Defendants rely on a line of cases which hold that an action for medical malpractice against a doctor or a hospital arising out of the physician's negligence is a tort action and is not a contract action unless the physician warrants a specific result, and is governed by the prescription of one year. Lott v. Haley, 370 So.2d 521 (La.1979); Phelps v. Donaldson, 243 La. 1118, 150 So.2d 35 (1963); Zeno v. Lincoln General Hospital, 376 So.2d 1284 (La.App.2d Cir. 1979); Sumerall v. St. Paul Fire & Marine Insurance Company, 366 So.2d 213 (La.App.2d Cir. 1978); Dauzat v. St. Paul Fire & Marine Insurance Company, 336 So.2d 540 (La. App.3d Cir. 1976); Steel v. Aetna Life & Casualty, 304 So.2d 861 (La.App.3d Cir. 1974), writ denied 315 So.2d 144 (La.1975). Compare Creighton v. Karlin, 225 So.2d 288 (La.App.4th Cir. 1969), writ denied 254 La. 842, 227 So.2d 590 (1969); and Henson v. St. Paul Fire & Marine Insurance Company, 354 So.2d 612 (La.App.1st Cir. 1977), affirmed on other grounds 363 So.2d 711 (La. 1978). See also LSA-R.S. 9:5628, adopted in 1975, establishing the prescriptive period for actions, ex delicto or ex contractu, against physicians and hospitals.

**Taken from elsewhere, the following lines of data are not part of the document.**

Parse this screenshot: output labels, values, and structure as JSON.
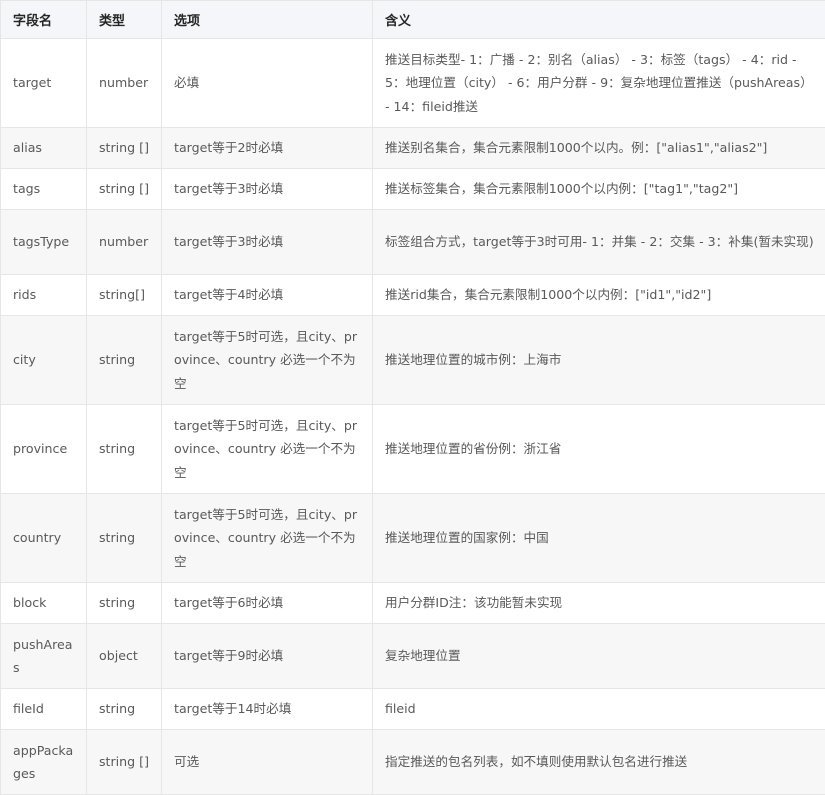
{
  "headers": [
    "字段名",
    "类型",
    "选项",
    "含义"
  ],
  "rows": [
    {
      "field": "target",
      "type": "number",
      "option": "必填",
      "meaning": "推送目标类型- 1：广播 - 2：别名（alias） - 3：标签（tags） - 4：rid - 5：地理位置（city） - 6：用户分群 - 9：复杂地理位置推送（pushAreas） - 14：fileid推送"
    },
    {
      "field": "alias",
      "type": "string []",
      "option": "target等于2时必填",
      "meaning": "推送别名集合，集合元素限制1000个以内。例：[\"alias1\",\"alias2\"]"
    },
    {
      "field": "tags",
      "type": "string []",
      "option": "target等于3时必填",
      "meaning": "推送标签集合，集合元素限制1000个以内例：[\"tag1\",\"tag2\"]"
    },
    {
      "field": "tagsType",
      "type": "number",
      "option": "target等于3时必填",
      "meaning": "标签组合方式，target等于3时可用- 1：并集 - 2：交集 - 3：补集(暂未实现)"
    },
    {
      "field": "rids",
      "type": "string[]",
      "option": "target等于4时必填",
      "meaning": "推送rid集合，集合元素限制1000个以内例：[\"id1\",\"id2\"]"
    },
    {
      "field": "city",
      "type": "string",
      "option": "target等于5时可选，且city、province、country 必选一个不为空",
      "meaning": "推送地理位置的城市例：上海市"
    },
    {
      "field": "province",
      "type": "string",
      "option": "target等于5时可选，且city、province、country 必选一个不为空",
      "meaning": "推送地理位置的省份例：浙江省"
    },
    {
      "field": "country",
      "type": "string",
      "option": "target等于5时可选，且city、province、country 必选一个不为空",
      "meaning": "推送地理位置的国家例：中国"
    },
    {
      "field": "block",
      "type": "string",
      "option": "target等于6时必填",
      "meaning": "用户分群ID注：该功能暂未实现"
    },
    {
      "field": "pushAreas",
      "type": "object",
      "option": "target等于9时必填",
      "meaning": "复杂地理位置"
    },
    {
      "field": "fileId",
      "type": "string",
      "option": "target等于14时必填",
      "meaning": "fileid"
    },
    {
      "field": "appPackages",
      "type": "string []",
      "option": "可选",
      "meaning": "指定推送的包名列表，如不填则使用默认包名进行推送"
    }
  ]
}
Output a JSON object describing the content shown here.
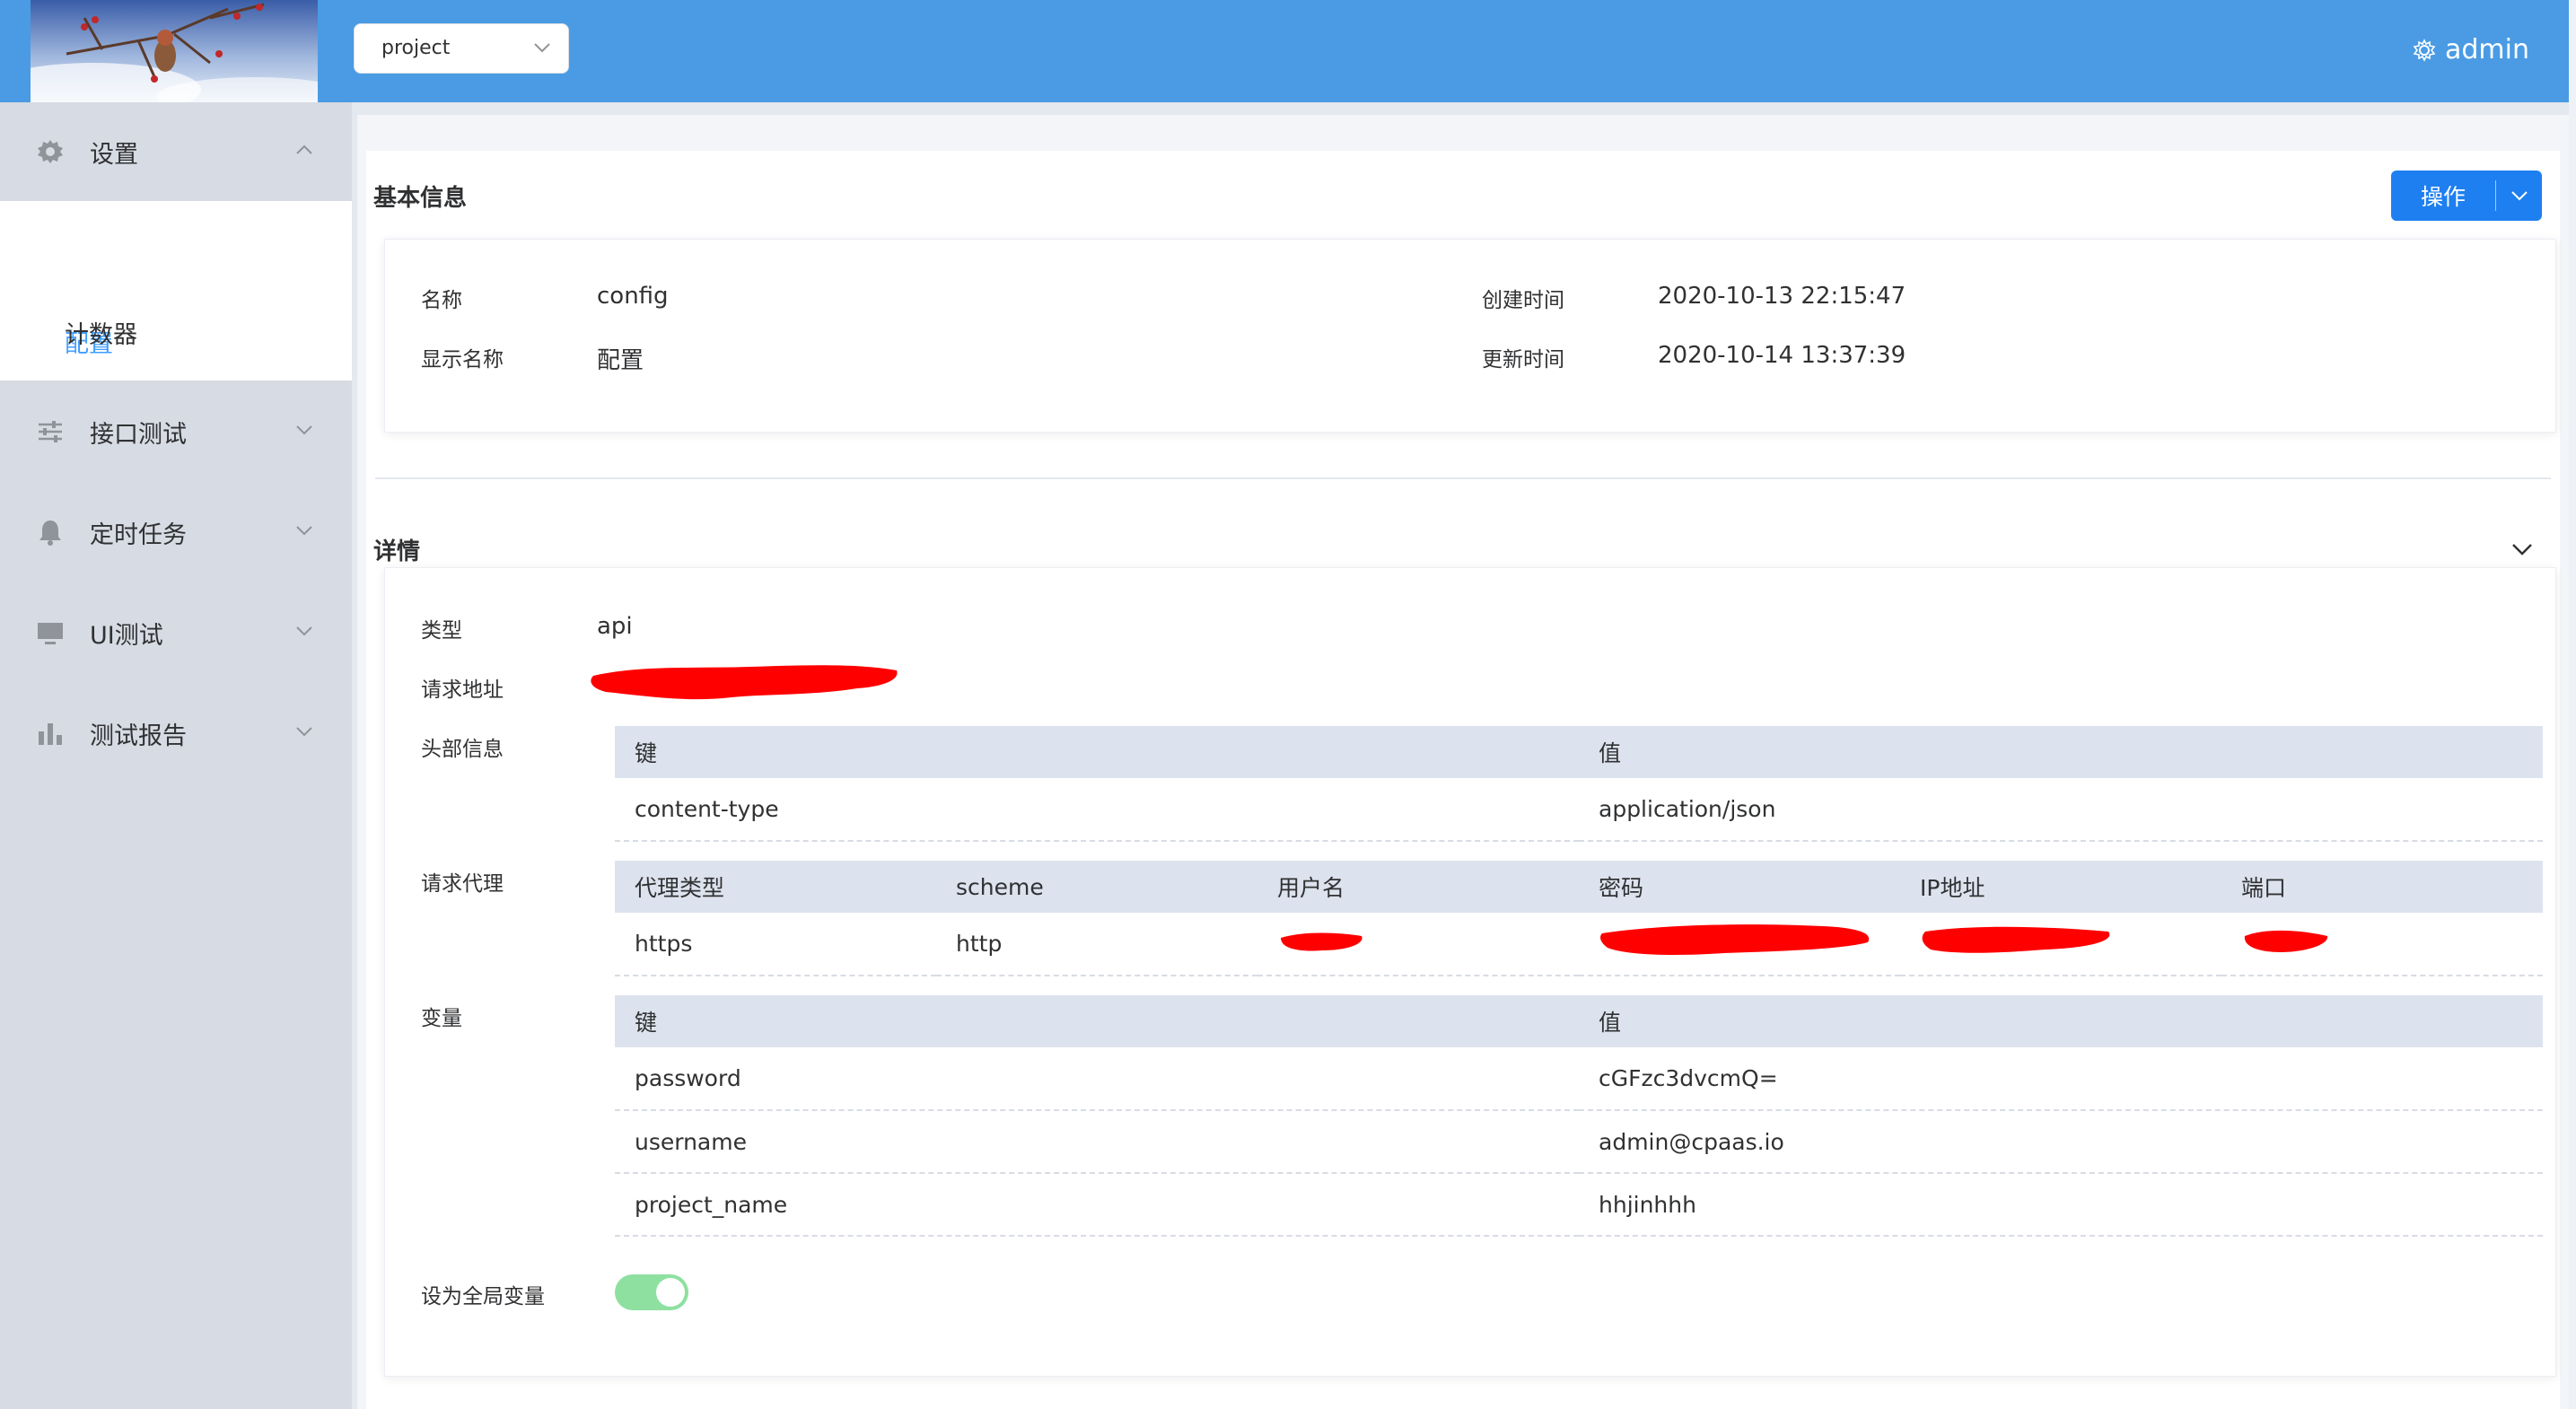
{
  "header": {
    "project_select": "project",
    "user": "admin"
  },
  "sidebar": {
    "groups": [
      {
        "label": "设置",
        "icon": "gear-icon",
        "expanded": true,
        "items": [
          {
            "label": "配置",
            "active": true
          },
          {
            "label": "计数器",
            "active": false
          }
        ]
      },
      {
        "label": "接口测试",
        "icon": "sliders-icon"
      },
      {
        "label": "定时任务",
        "icon": "bell-icon"
      },
      {
        "label": "UI测试",
        "icon": "monitor-icon"
      },
      {
        "label": "测试报告",
        "icon": "bar-chart-icon"
      }
    ]
  },
  "basic": {
    "title": "基本信息",
    "op_button": "操作",
    "name_label": "名称",
    "name_value": "config",
    "display_name_label": "显示名称",
    "display_name_value": "配置",
    "created_label": "创建时间",
    "created_value": "2020-10-13 22:15:47",
    "updated_label": "更新时间",
    "updated_value": "2020-10-14 13:37:39"
  },
  "detail": {
    "title": "详情",
    "type_label": "类型",
    "type_value": "api",
    "url_label": "请求地址",
    "headers_label": "头部信息",
    "headers": {
      "columns": [
        "键",
        "值"
      ],
      "rows": [
        [
          "content-type",
          "application/json"
        ]
      ]
    },
    "proxy_label": "请求代理",
    "proxy": {
      "columns": [
        "代理类型",
        "scheme",
        "用户名",
        "密码",
        "IP地址",
        "端口"
      ],
      "rows": [
        [
          "https",
          "http",
          "",
          "",
          "",
          ""
        ]
      ]
    },
    "variables_label": "变量",
    "variables": {
      "columns": [
        "键",
        "值"
      ],
      "rows": [
        [
          "password",
          "cGFzc3dvcmQ="
        ],
        [
          "username",
          "admin@cpaas.io"
        ],
        [
          "project_name",
          "hhjinhhh"
        ]
      ]
    },
    "global_label": "设为全局变量",
    "global_enabled": true
  },
  "colors": {
    "header": "#4a9be4",
    "sidebar": "#d7dbe3",
    "accent": "#409eff",
    "button": "#1e7ff0",
    "switch_on": "#8ee0a0",
    "redaction": "#ff0000"
  }
}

The cases relied on by defendants are not applicable to the instant case. First of all, in none of these cases was there a written contract between the plaintiff and defendant containing express contractual obligations. Second, each of those cases was based on a physician's negligence, which is not involved in the instant case. Although some of those suits involved a hospital joined with a physician as a defendant, they were each based on the alleged negligence of a physician. The defendants have cited no Louisiana cases which hold that a patient of a hospital or a nursing home, (which has been held to owe the same general duty to a patient as a hospital, Collier v. AMI, Inc., 254 So.2d 170 (La.App.2d Cir. 1971)), cannot assert an action in contract against a hospital or a nursing home for breach of contractual obligations to provide care and services, or that such an action is governed by the one-year prescriptive period provided by LSA-C.C. Art. 3536.

For the reasons assigned, the judgment of the district court is reversed and set aside insofar as it sustained the exception of prescription as to plaintiff's actions in contract arising out of the incidents which occurred in 1975 and 1976. As to such actions in contract, the exception of prescription is overruled. In all other respects, the judgment of the district court is affirmed. The case is remanded to the district court for further proceedings. All costs of this appeal are assessed to the defendants-appellees.

Affirmed in part, reversed in part, and remanded.